We will arm you with the knowledge to make you able to tell the difference between good and bad economic theories and teachings. We also offer our book as an antidote to the very popular tome Capital in the Twenty-First Century. This book, written by the French economist Thomas Piketty, generated worldwide buzz and acclaim. According to Piketty’s theory, it is capitalism that is responsible for the increasing inequality in income and wealth. What nonsense!

U.S. President Barack Obama, International Monetary Fund (IMF) boss Christine Lagarde, and even the Pope are said to have read Piketty’s book. If you happen to see one of them, perhaps you could hand them a copy of this book. Otherwise you will be burdened with still more taxes and regulations, which is exactly what Piketty proposes.

You will also learn about the state, government, and politics here. If you have faith in the competence of the state, then it is highly likely that you will lose that faith. And if you have never trusted politicians, you will see your belief confirmed and vindicated here.

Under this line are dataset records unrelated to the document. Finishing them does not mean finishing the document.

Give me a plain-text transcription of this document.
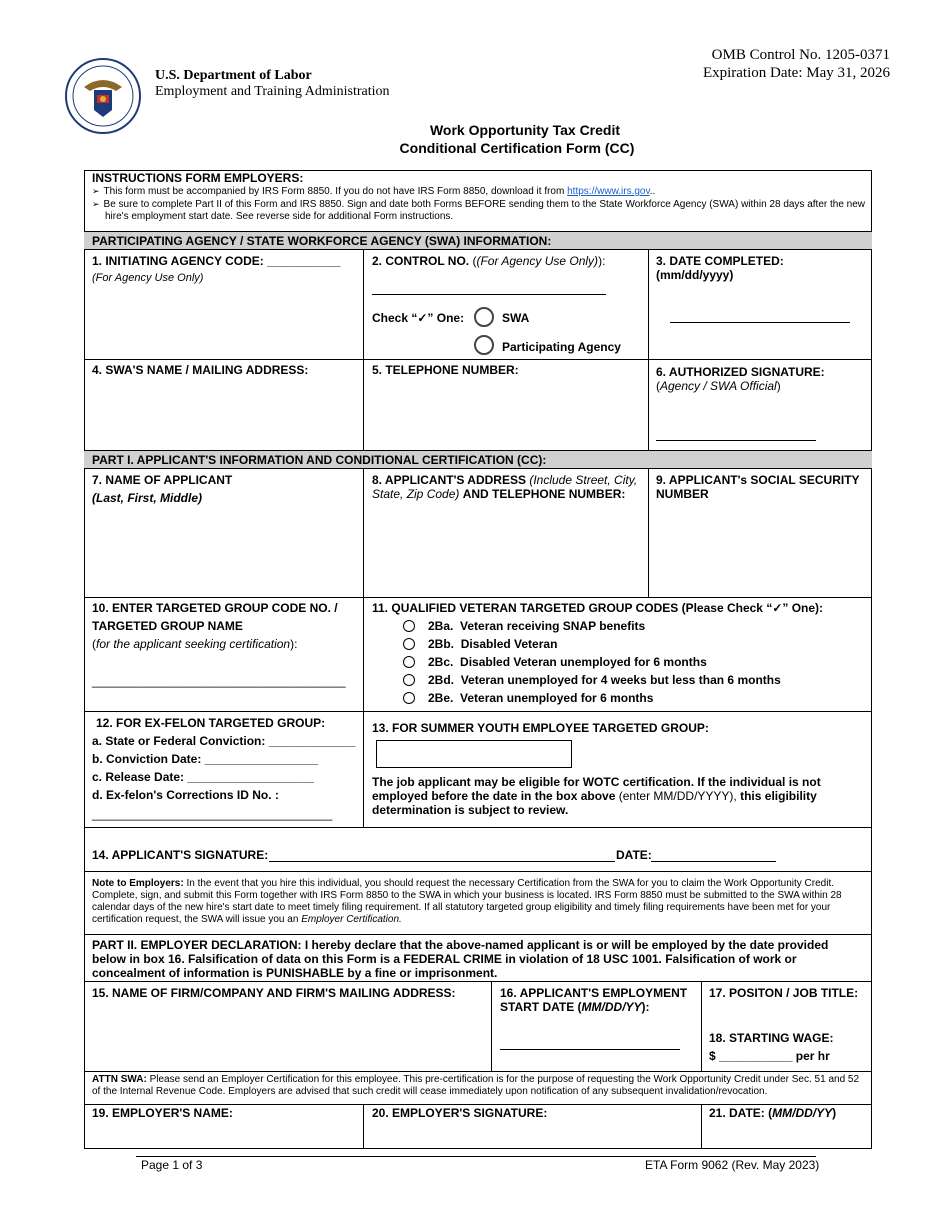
U.S. Department of Labor
Employment and Training Administration
OMB Control No. 1205-0371
Expiration Date: May 31, 2026
Work Opportunity Tax Credit
Conditional Certification Form (CC)
INSTRUCTIONS FORM EMPLOYERS:
➢ This form must be accompanied by IRS Form 8850. If you do not have IRS Form 8850, download it from https://www.irs.gov..
➢ Be sure to complete Part II of this Form and IRS 8850. Sign and date both Forms BEFORE sending them to the State Workforce Agency (SWA) within 28 days after the new hire's employment start date. See reverse side for additional Form instructions.
PARTICIPATING AGENCY / STATE WORKFORCE AGENCY (SWA) INFORMATION:
1. INITIATING AGENCY CODE: ___________
(For Agency Use Only)
2. CONTROL NO. ((For Agency Use Only)):
Check “✓” One:	SWA
Participating Agency
3. DATE COMPLETED:
(mm/dd/yyyy)
4. SWA'S NAME / MAILING ADDRESS:	5. TELEPHONE NUMBER:	6. AUTHORIZED SIGNATURE:
(Agency / SWA Official)
PART I. APPLICANT'S INFORMATION AND CONDITIONAL CERTIFICATION (CC):
7. NAME OF APPLICANT
(Last, First, Middle)
8. APPLICANT'S ADDRESS (Include Street, City, State, Zip Code) AND TELEPHONE NUMBER:
9. APPLICANT's SOCIAL SECURITY NUMBER
10. ENTER TARGETED GROUP CODE NO. /
TARGETED GROUP NAME
(for the applicant seeking certification):
______________________________________
11. QUALIFIED VETERAN TARGETED GROUP CODES (Please Check “✓” One):
2Ba. Veteran receiving SNAP benefits
2Bb. Disabled Veteran
2Bc. Disabled Veteran unemployed for 6 months
2Bd. Veteran unemployed for 4 weeks but less than 6 months
2Be. Veteran unemployed for 6 months
12. FOR EX-FELON TARGETED GROUP:
a. State or Federal Conviction: _____________
b. Conviction Date: _________________
c. Release Date: ___________________
d. Ex-felon's Corrections ID No. :
____________________________________
13. FOR SUMMER YOUTH EMPLOYEE TARGETED GROUP:
The job applicant may be eligible for WOTC certification. If the individual is not employed before the date in the box above (enter MM/DD/YYYY), this eligibility determination is subject to review.
14. APPLICANT'S SIGNATURE:	DATE:
Note to Employers: In the event that you hire this individual, you should request the necessary Certification from the SWA for you to claim the Work Opportunity Credit. Complete, sign, and submit this Form together with IRS Form 8850 to the SWA in which your business is located. IRS Form 8850 must be submitted to the SWA within 28 calendar days of the new hire's start date to meet timely filing requirement. If all statutory targeted group eligibility and timely filing requirements have been met for your certification request, the SWA will issue you an Employer Certification.
PART II. EMPLOYER DECLARATION: I hereby declare that the above-named applicant is or will be employed by the date provided below in box 16. Falsification of data on this Form is a FEDERAL CRIME in violation of 18 USC 1001. Falsification of work or concealment of information is PUNISHABLE by a fine or imprisonment.
15. NAME OF FIRM/COMPANY AND FIRM'S MAILING ADDRESS:	16. APPLICANT'S EMPLOYMENT START DATE (MM/DD/YY):
17. POSITON / JOB TITLE:
18. STARTING WAGE:
$ ___________ per hr
ATTN SWA: Please send an Employer Certification for this employee. This pre-certification is for the purpose of requesting the Work Opportunity Credit under Sec. 51 and 52 of the Internal Revenue Code. Employers are advised that such credit will cease immediately upon notification of any subsequent invalidation/revocation.
19. EMPLOYER'S NAME:	20. EMPLOYER'S SIGNATURE:	21. DATE: (MM/DD/YY)
Page 1 of 3	ETA Form 9062 (Rev. May 2023)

And when you have finished reading you will be able to understand why bad money is at the core of what is wrong with our society, even extending down to the most basic societal unit — the family. This connection is not immediately recognized because of a tangled web of state interventions, but it exists just the same.

State interventions cover up the true causes of harmful developments in the economy and society, like the application of many layers of paint. Reading this book will allow you to strip away all the layers of paint, and in the end you will be able to recognize, see, and understand the unvarnished truth.

We hope that you enjoy this book.

Philipp Bagus, Andreas Marquart

July 2015


1 In this book, the word “state” will be used to refer to government at whatever level is being discussed, usually the national level.

2 No one has researched and described the theory of human action better than Ludwig von Mises (1881–1973) in his work Human Action: A Treatise on Economics. Mises was the most important economist of the 20th century and the most prominent thinker in the Austrian school of economics. In this book, you will learn more about Mises and about the theory of the Austrian school.

3 In this context, the truly ruthless and malicious are those who use the monetary system itself (the monopoly on money creation) to enrich themselves at the expense of the public. This will be discussed in more detail later.